Publié le 6 octobre 2025 à 15h23. La chute du gouvernement français, moins d’un mois après la nomination de Sébastien Lecornu au poste de Premier ministre, plonge la France dans une crise politique et économique, exacerbant les inquiétudes des marchés financiers.
- Sébastien Lecornu a démissionné lundi matin, devenant le Premier ministre le plus éphémère de la Ve République.
- Sa démission fait suite à des désaccords avec les Républicains et à la menace de vote de défiance des socialistes concernant la réforme des retraites.
- Les marchés financiers ont réagi négativement, avec une baisse du CAC 40 et une augmentation des coûts d’emprunt de la France.
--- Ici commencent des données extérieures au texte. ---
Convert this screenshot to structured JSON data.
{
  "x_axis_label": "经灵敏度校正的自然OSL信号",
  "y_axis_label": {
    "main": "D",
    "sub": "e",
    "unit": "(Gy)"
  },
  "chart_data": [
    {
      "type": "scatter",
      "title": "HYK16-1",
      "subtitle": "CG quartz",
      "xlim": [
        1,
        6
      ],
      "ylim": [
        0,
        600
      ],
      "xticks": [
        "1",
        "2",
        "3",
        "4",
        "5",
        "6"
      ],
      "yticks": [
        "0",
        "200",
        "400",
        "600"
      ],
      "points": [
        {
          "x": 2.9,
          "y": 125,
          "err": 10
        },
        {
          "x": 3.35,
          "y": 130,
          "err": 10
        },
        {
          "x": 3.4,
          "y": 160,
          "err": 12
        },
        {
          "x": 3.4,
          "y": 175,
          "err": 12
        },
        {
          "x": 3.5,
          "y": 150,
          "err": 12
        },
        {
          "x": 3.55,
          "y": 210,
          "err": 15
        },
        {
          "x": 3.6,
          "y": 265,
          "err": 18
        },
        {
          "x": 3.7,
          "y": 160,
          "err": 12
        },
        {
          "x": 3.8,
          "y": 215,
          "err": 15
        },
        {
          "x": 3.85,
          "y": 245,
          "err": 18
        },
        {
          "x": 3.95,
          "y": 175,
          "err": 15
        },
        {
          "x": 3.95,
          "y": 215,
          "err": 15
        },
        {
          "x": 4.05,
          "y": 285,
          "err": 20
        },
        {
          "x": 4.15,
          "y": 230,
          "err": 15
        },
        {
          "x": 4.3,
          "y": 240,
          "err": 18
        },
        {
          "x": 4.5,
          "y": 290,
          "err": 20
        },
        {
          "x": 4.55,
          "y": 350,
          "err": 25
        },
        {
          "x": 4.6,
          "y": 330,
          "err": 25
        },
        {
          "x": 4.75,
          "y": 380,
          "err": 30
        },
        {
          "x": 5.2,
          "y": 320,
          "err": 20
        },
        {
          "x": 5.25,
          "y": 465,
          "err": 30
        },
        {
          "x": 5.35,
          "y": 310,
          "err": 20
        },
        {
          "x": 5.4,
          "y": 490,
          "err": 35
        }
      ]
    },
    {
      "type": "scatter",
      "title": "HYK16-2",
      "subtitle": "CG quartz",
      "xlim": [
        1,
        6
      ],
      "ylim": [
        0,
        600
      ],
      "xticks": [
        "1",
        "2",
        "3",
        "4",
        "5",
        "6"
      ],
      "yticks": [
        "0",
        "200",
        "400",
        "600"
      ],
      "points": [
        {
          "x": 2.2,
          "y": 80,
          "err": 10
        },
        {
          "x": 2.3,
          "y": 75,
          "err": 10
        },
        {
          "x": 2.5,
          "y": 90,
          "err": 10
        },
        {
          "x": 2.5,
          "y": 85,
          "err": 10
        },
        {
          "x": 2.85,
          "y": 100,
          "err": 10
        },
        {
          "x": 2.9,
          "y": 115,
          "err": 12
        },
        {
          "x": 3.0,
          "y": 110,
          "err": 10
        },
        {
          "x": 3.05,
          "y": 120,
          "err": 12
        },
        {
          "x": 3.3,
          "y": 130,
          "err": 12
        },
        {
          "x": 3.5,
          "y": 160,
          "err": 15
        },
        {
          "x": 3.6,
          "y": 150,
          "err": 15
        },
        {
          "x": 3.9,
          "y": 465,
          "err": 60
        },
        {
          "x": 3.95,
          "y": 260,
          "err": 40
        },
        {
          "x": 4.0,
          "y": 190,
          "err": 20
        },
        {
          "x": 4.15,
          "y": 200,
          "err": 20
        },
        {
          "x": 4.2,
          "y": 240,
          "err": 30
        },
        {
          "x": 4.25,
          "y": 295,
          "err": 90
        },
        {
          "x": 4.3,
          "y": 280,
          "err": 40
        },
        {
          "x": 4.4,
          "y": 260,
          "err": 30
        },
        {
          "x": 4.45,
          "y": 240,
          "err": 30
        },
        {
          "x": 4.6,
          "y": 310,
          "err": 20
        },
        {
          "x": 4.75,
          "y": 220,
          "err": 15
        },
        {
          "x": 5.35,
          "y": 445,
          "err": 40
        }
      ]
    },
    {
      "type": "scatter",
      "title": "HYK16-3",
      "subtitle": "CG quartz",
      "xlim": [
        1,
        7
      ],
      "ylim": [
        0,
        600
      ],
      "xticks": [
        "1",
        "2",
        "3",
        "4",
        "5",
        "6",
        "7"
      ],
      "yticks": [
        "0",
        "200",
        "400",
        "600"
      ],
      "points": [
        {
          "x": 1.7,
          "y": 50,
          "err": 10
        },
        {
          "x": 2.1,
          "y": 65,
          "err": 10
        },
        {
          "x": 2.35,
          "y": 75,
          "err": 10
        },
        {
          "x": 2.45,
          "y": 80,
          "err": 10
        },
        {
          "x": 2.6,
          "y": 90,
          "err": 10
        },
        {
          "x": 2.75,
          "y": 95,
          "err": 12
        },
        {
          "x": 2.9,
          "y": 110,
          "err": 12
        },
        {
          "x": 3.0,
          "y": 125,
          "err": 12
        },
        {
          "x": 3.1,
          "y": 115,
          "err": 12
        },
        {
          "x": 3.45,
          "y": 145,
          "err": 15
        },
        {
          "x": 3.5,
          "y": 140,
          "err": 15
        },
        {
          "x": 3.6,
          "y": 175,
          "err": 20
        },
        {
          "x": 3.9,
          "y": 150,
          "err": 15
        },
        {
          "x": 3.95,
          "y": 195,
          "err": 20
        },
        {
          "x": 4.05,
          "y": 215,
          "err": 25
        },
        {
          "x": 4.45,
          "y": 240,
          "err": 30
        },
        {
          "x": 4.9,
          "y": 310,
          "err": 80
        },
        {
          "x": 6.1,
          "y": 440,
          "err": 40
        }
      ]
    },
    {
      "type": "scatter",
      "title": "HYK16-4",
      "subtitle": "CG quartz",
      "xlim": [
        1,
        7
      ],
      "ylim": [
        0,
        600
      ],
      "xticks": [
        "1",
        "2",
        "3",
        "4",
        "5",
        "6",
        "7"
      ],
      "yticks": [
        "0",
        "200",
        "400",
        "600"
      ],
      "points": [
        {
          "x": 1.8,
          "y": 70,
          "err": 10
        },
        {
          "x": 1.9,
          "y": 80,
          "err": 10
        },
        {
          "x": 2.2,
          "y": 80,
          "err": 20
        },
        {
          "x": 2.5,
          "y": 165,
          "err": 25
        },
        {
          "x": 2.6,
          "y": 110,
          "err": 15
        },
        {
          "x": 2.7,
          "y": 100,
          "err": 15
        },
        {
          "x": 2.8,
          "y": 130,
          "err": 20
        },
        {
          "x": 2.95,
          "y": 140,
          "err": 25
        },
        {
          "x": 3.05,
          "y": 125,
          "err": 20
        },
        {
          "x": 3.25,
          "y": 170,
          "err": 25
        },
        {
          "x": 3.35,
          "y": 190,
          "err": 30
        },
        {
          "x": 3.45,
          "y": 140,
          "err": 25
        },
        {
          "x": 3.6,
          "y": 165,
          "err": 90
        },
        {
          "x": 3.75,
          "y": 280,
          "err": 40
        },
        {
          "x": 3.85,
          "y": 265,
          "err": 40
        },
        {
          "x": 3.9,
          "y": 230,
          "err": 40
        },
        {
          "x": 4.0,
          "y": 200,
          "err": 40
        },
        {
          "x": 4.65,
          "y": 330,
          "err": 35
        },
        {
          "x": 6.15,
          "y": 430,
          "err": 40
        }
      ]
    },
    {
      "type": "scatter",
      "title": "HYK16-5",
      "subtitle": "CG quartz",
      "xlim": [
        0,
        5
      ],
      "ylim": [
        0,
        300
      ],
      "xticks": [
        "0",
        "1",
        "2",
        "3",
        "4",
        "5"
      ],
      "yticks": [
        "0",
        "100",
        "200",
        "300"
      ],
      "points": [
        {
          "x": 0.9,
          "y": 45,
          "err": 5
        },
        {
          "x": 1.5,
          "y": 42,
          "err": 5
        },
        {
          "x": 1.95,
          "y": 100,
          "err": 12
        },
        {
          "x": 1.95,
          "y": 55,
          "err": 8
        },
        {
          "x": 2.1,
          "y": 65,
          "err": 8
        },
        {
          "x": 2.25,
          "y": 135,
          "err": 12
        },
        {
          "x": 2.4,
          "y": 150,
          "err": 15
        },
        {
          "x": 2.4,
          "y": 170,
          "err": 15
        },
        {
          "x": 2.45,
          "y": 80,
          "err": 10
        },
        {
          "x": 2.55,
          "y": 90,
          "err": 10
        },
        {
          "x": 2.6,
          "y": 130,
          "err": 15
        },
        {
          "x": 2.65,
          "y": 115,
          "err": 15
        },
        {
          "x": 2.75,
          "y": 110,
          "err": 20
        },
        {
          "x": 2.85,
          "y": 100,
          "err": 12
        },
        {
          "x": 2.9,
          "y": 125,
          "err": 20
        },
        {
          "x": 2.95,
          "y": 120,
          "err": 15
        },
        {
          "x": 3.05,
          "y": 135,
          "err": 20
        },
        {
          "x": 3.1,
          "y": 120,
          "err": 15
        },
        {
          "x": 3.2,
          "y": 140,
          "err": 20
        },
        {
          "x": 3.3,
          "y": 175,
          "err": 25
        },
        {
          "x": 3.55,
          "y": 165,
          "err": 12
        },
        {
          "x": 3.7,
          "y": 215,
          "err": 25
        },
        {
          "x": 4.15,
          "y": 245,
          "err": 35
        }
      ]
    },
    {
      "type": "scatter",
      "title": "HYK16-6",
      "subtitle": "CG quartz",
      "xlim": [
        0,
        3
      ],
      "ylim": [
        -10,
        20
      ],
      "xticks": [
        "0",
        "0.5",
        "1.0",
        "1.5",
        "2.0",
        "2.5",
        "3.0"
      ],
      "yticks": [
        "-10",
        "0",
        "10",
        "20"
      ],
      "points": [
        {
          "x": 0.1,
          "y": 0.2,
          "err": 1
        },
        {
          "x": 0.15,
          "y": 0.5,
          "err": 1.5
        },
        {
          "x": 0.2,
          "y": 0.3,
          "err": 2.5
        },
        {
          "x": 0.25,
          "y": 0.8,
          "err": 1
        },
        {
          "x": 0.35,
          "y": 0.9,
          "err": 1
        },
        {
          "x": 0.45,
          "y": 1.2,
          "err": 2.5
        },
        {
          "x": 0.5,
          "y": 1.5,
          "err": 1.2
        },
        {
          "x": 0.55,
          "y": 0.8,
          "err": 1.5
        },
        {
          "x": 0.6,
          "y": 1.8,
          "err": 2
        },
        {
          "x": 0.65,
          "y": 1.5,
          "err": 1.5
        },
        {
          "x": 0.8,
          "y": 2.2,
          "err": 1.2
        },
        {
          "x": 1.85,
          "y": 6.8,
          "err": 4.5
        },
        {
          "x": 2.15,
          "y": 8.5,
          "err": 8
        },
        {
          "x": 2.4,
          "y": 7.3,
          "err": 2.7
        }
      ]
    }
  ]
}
La démission surprise de Sébastien Lecornu a provoqué un séisme politique à Paris. Moins d’un mois après sa nomination, le Premier ministre a présenté sa démission lundi, laissant le président Emmanuel Macron face à un défi majeur : former un nouveau gouvernement capable de gouverner un pays profondément divisé. M. Lecornu, considéré comme un proche collaborateur du président Macron, a justifié sa décision par l’absence de compromis de la part des autres forces politiques représentées au Parlement.
Dans une allocution télévisée, il a déclaré :
« On ne peut pas être le Premier ministre lorsque les conditions ne sont pas remplies. »
Sébastien Lecornu, ancien Premier ministre
Il a implicitement critiqué l’intransigeance des partis politiques, affirmant que chacun souhaitait imposer l’intégralité de son programme.
La crise a été déclenchée par des tensions au sein de la coalition gouvernementale. Les Républicains, dont le soutien était crucial pour la majorité parlementaire, ont menacé de se retirer en raison de désaccords concernant la composition du gouvernement, notamment la présence de ministres issus du parti Renaissance d’Emmanuel Macron. Bruno Retailleau, chef des Républicains, a évoqué un « problème de confiance ». Parallèlement, le Parti socialiste a conditionné son soutien à la suspension de la réforme des retraites, une mesure phare du programme d’Emmanuel Macron.
Cette situation intervient après les élections législatives de l’été 2024, qui ont laissé l’Assemblée nationale fragmentée et rendu la gouvernance particulièrement difficile. M. Lecornu est le troisième Premier ministre nommé par Emmanuel Macron depuis ces élections, et tous ont été contraints de quitter leurs fonctions. La gouvernabilité de la France est désormais remise en question, selon Jean-François Robin, responsable mondial de la recherche à Natixis CIB :
« La gouvernabilité de la France est en baisse. »
Jean-François Robin, Natixis CIB
Les marchés financiers ont immédiatement réagi à l’annonce de la démission. L’indice boursier CAC 40 a chuté jusqu’à 2%, entraîné par la baisse des actions des grandes banques françaises, qui pourraient être particulièrement touchées par une détérioration de la situation économique. Les taux d’intérêt sur la dette publique française à 10 ans ont également augmenté, se rapprochant de leur plus haut niveau depuis la crise de la dette de la zone euro il y a plus d’une décennie. L’euro a par ailleurs reculé face au dollar.
Emmanuel Cau, responsable de la stratégie actions européennes chez Barclays, estime que la seule solution pour sortir de cette crise est l’organisation de nouvelles élections :
« La seule façon d’arrêter cette crise est d’avoir une nouvelle élection. »
Emmanuel Cau, Barclays
Il ajoute que cette situation rend l’investissement en Europe plus difficile et pourrait inciter les investisseurs à la prudence.
L’extrême droite, menée par Jordan Bardella, président du Rassemblement National, a saisi cette opportunité pour appeler à des élections anticipées.
« Nous n’avons pas d’autre possibilité que de retourner au peuple français parce que, encore une fois, plus nous attendons, plus nous jouons avec la stabilité du pays et l’angoisse de nos compatriotes. »
Jordan Bardella, président du Rassemblement National
Jean-Luc Mélenchon, leader de la gauche radicale, a quant à lui accusé Emmanuel Macron d’être « l’origine du chaos » et a réclamé sa démission, une demande que le président a jusqu’à présent rejetée.
M. Lecornu avait promis une « rupture » avec les gouvernements précédents de Macron, mais avait finalement annoncé une composition ministérielle similaire, incluant des figures comme Bruno Le Maire, l’ancien ministre des Finances, dont la gestion a été critiquée pour l’augmentation du déficit public. Il avait également affirmé qu’il ne recourrait pas à l’article 49.3 de la Constitution, qui permet au gouvernement de faire adopter des lois sans vote parlementaire, contrairement à ses prédécesseurs.